Edit: This claim can be found on pp. 3-4 of the paper "Nearly Kähler geometry and Riemannian foliations" by P. A. Nagy.
 A: First extend $J$ complex linearly so that $A$ and $B$ are defined on $TM\otimes_{\mathbb{R}}\mathbb{C}$. Note that $TM\otimes_{\mathbb{R}}\mathbb{C}$ decomposes as the direct sum of the two eigenspaces of $J$, namely $T^{1, 0}M$ and $T^{0,1}M$, with eigenvalues $i$ and $-i$ respectively.
Also extending the metric and $\nabla$ complex linearly, $A$ becomes a real three-form on $TM\otimes_{\mathbb{R}}\mathbb{C}$. As such, it can be uniquely written as 
$$A = A^{3,0} + A^{2, 1} + A^{1, 2} + A^{0, 3}$$
where $A^{p, q}$ is a $(p, q)$-form. In fact, as $A$ is a real form we have $A^{2,1} = \overline{A^{1,2}}$ and $A^{3,0} = \overline{A^{0,3}}$.
Note that $A(X, Y, JZ) = B(X, Y, Z) = -B(X, Z, Y) = -A(X, Z, JY) = A(X, JY, Z)$.  As $J$ preserves its eigenspaces, we see that the identity is true at the $(p, q)$ level.
Now suppose $X, Y \in \Gamma(M, T^{0,1}M)$ and $Z \in \Gamma(M, T^{1,0}M)$. Then
\begin{align*}
A^{1,2}(X, Y, JZ) &= A^{1,2}(X, JY, Z)\\
iA^{1,2}(X, Y, Z) &= -iA^{1,2}(X, Y, Z)\\
A^{1,2}(X, Y, Z) &= 0
\end{align*}
and hence $A^{1,2} = 0$ by skew-symmetry. As $A^{2,1} = \overline{A^{1,2}} = 0$, $A$ is of type $(3, 0) + (0, 3)$.

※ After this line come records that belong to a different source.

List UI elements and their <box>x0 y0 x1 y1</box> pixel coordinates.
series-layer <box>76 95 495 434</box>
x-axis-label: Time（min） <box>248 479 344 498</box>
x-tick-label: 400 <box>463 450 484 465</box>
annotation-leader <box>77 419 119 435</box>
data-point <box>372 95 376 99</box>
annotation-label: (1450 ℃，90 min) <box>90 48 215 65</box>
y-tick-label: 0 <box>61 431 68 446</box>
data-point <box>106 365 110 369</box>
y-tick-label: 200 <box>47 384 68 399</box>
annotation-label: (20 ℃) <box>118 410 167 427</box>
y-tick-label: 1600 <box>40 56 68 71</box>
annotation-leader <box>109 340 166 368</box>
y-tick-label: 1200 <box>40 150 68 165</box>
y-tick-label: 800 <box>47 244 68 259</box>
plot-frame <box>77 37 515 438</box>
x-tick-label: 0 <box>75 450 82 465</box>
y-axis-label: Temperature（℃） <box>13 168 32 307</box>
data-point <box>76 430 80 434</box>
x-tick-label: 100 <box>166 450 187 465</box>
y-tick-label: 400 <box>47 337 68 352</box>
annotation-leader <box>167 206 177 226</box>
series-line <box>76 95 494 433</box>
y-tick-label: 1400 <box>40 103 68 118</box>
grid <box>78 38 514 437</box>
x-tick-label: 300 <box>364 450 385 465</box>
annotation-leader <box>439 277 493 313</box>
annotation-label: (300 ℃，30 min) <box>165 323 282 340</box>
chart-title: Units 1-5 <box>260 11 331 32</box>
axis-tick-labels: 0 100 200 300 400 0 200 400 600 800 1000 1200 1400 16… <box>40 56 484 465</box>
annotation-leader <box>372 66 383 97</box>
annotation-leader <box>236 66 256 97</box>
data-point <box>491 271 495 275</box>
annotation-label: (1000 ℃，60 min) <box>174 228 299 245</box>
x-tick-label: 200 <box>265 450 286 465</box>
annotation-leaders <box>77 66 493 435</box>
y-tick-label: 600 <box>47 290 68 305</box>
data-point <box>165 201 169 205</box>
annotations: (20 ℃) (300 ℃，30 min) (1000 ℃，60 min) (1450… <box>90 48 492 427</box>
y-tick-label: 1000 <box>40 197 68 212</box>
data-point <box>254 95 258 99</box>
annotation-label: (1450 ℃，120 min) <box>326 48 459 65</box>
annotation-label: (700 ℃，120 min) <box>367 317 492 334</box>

As $B(X, Y, JZ) = B(X, JY, Z)$, the same calculation can be used to show that $B$ is also of type $(3, 0) + (0, 3)$.

The form $A$ satisfies the identity $A(X, Y, JZ) = A(X, JY, Z)$. In fact, it follows from skew-symmetry that 
$$A(JX, Y, Z) = A(X, JY, Z) = A(X, Y, JZ),$$ 
and likewise for $B$. More generally, if $C$ is a $p$-form such that 
$$C(JX_1, X_2, \dots, X_k) = \dots = C(X_1, \dots, JX_i, \dots, X_k) = \dots = C(X_1, X_2, \dots, JX_k),$$
then $C$ is of type $(p, 0) + (0, p)$.

Thanks to the OP for helping me simplify the above arguments and for pointing out the final general fact.